En somme, les jeux étaient faits d’avance. Un être un peu tourmenté, dont l’esprit s’agite sans cesse en quête de réponse, ne sera jamais insensible au charme d’une jeune créature dont la vie entière est un leurre et qui semble posséder la clef ultime révélant le secret de l’existence, avec aisance et un certain panache. Il reconnaît la femme de sa vie : « une monture / parfaite / pour une chute / à répétition » Succube intransigeante, elle va et vient au gré de ses envies, sans que jamais l’on ne sache où elle se cache ni ce qu’elle cache. Au fond de son cerveau, un agenda tout personnel, des objectifs, une politique de la relation. Un travail de professionnelle dont l’issue sera fatale. Alors, notre poète se compromet « à coups de déclarations d’amour / mimées avec des ombres / et de poèmes plagiés / sur le soleil des autres » puisqu’il veut donner le change, lui qui, semble-t-il, reçoit tant de son aimée. C’est la rétention de l’homme pétri d’admiration contre l’évaporation, l’éparpillement de celle pour qui le temps manque pour profiter des avantages de la vie. Alors forcément, ça tourne mal.
Déjà l’amour est difficile, on devient un auxiliaire de passion : « J’étais / le perroquet empaillé / de plus / quelque part au fond du stock. » Une proie de plus, destinée à ne pas durer plus que les autres et qui restera loyal, probablement jusqu’à s’humilier dans la mort. En passant à travers d’étranges lieux symboliques où le putride le dispute à l’immonde. Il y a quelque chose de pourri au royaume de l’Amour. L’éconduit cherche tout de même à se rattraper aux branches et dans un exercice d’admiration authentique, rend hommage à sa tortionnaire. C’est qu’elle a d’abord été espoir. Espoir d’aller mieux, de guérir : « Je marchais mieux de l’avoir en tête (...) » N’était-ce pas déjà un péché d’orgueil que de se croire autorisé à gravir un tel monstre de promesses ? « C’était trop, cette montagne inusable (...) » Parfois l’on ne mérite même pas ce que l’on projette chez l’autre, et c’est dans la dégradation qu’on s’en émeut, naturellement.

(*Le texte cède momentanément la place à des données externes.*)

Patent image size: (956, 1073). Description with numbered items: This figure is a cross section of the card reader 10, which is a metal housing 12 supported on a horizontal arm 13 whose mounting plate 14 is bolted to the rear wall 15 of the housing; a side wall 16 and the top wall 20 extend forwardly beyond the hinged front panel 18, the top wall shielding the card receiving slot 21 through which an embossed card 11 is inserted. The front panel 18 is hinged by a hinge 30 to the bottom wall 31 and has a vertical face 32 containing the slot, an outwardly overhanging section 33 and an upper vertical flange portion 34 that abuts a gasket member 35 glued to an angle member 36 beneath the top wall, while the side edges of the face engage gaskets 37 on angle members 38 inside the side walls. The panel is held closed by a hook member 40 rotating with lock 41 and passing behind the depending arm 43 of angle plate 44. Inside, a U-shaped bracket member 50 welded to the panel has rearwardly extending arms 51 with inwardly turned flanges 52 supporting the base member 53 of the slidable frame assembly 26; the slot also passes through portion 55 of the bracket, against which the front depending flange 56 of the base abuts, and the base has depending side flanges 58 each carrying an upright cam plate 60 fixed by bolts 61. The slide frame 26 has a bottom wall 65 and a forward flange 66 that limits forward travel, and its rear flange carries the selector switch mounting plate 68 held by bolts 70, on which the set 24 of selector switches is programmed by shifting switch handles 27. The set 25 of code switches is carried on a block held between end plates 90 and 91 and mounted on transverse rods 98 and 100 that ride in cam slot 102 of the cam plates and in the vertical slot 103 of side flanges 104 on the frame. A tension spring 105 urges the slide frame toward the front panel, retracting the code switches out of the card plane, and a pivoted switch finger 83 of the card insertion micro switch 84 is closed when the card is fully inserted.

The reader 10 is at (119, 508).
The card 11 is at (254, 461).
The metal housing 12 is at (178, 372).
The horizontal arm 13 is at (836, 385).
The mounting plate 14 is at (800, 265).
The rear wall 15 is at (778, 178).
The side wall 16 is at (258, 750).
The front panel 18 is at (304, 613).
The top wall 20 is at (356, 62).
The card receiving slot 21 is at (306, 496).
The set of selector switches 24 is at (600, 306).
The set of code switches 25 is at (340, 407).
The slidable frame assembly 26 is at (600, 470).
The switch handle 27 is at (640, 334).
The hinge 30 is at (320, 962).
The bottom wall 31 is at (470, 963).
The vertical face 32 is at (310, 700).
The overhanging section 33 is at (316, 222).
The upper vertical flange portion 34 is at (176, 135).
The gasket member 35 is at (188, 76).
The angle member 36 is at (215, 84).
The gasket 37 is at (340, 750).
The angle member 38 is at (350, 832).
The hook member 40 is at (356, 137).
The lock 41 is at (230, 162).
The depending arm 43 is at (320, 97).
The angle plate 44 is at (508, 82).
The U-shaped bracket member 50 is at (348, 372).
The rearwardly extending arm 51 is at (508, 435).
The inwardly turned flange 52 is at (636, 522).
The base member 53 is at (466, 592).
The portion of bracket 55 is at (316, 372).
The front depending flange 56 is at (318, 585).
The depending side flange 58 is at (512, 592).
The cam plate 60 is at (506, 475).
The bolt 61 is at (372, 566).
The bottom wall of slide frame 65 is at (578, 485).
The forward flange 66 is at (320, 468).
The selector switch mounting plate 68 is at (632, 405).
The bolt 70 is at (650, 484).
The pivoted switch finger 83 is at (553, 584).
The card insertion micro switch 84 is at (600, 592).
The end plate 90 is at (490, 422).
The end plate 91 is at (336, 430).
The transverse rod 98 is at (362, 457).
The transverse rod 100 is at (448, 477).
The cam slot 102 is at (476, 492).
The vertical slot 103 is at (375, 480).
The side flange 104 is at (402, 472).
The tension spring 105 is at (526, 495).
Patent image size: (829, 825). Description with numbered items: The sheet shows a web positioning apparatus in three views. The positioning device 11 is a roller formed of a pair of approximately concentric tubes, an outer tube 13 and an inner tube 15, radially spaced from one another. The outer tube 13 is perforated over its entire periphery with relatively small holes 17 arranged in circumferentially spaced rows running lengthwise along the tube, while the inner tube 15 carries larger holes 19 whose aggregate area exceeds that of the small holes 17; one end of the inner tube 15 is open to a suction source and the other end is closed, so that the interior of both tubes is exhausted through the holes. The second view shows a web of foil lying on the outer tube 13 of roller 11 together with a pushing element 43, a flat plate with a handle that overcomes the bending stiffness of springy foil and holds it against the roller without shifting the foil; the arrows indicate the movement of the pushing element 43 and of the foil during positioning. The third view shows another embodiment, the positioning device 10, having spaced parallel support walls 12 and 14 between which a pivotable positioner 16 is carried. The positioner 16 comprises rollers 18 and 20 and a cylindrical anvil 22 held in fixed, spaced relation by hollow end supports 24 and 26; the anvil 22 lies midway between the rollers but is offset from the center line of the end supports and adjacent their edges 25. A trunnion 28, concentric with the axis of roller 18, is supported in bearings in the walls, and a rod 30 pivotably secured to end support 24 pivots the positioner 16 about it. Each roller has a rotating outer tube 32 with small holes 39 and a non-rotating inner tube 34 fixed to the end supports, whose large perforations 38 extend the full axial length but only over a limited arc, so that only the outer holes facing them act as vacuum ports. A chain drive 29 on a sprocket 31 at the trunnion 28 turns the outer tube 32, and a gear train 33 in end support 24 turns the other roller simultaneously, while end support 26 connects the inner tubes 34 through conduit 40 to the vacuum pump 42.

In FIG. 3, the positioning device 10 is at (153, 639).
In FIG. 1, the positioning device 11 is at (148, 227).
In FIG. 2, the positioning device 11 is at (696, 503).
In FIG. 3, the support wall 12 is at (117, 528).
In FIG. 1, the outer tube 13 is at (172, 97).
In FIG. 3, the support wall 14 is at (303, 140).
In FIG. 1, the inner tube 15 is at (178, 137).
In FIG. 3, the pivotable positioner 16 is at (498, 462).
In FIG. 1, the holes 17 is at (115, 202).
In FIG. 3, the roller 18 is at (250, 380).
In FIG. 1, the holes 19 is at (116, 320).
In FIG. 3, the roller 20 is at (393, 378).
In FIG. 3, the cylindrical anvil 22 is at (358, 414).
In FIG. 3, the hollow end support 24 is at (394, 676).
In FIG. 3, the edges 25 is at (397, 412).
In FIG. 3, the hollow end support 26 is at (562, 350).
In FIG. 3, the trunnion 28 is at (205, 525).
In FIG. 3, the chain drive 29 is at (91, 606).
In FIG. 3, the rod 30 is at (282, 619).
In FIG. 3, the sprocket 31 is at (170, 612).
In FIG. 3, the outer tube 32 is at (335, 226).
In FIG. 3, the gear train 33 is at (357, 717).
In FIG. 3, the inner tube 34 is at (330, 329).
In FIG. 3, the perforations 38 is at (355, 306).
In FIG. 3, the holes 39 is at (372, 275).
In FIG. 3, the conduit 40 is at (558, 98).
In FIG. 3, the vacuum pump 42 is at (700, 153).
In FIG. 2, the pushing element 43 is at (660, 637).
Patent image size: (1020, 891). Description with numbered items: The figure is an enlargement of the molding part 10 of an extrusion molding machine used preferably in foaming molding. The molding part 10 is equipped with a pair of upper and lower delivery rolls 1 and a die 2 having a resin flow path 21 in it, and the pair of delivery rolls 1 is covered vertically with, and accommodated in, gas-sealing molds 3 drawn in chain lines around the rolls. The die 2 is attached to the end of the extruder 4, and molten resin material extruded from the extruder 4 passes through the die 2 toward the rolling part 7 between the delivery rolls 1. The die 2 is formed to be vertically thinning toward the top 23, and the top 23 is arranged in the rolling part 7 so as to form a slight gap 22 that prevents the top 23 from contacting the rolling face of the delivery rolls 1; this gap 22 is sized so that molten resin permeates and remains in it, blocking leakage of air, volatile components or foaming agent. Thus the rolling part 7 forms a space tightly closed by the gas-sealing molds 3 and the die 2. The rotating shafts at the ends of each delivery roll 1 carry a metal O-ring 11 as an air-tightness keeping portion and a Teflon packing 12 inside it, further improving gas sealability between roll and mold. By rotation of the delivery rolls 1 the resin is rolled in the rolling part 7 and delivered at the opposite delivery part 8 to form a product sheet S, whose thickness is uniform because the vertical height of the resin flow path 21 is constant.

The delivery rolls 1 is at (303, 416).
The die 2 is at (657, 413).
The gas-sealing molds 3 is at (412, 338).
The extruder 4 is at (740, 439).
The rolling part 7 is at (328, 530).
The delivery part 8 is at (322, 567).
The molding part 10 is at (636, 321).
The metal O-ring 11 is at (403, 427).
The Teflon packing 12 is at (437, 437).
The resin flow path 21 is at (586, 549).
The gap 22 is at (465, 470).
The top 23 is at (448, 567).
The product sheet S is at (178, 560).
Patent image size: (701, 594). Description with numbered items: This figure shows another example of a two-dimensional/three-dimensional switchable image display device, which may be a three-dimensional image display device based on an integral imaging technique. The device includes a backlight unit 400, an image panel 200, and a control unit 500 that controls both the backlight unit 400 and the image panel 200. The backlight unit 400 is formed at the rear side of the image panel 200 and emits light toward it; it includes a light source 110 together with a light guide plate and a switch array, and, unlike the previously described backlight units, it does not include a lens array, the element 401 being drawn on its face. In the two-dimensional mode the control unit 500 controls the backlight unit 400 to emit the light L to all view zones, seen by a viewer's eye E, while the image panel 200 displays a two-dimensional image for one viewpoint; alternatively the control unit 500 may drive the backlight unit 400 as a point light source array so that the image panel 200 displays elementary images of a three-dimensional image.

À l’heure où la société entière est soumise au Happy management (et le milieu littéraire ne fait pas exception), où l’on se refuse à poser la question d’un métaphysique véritable, Aurélien Lemant, qui doit être inconscient, nous livre un recueil de souffrance et de culpabilité. « Je te glacerai par amour », écrit-il. Voilà qui est fait.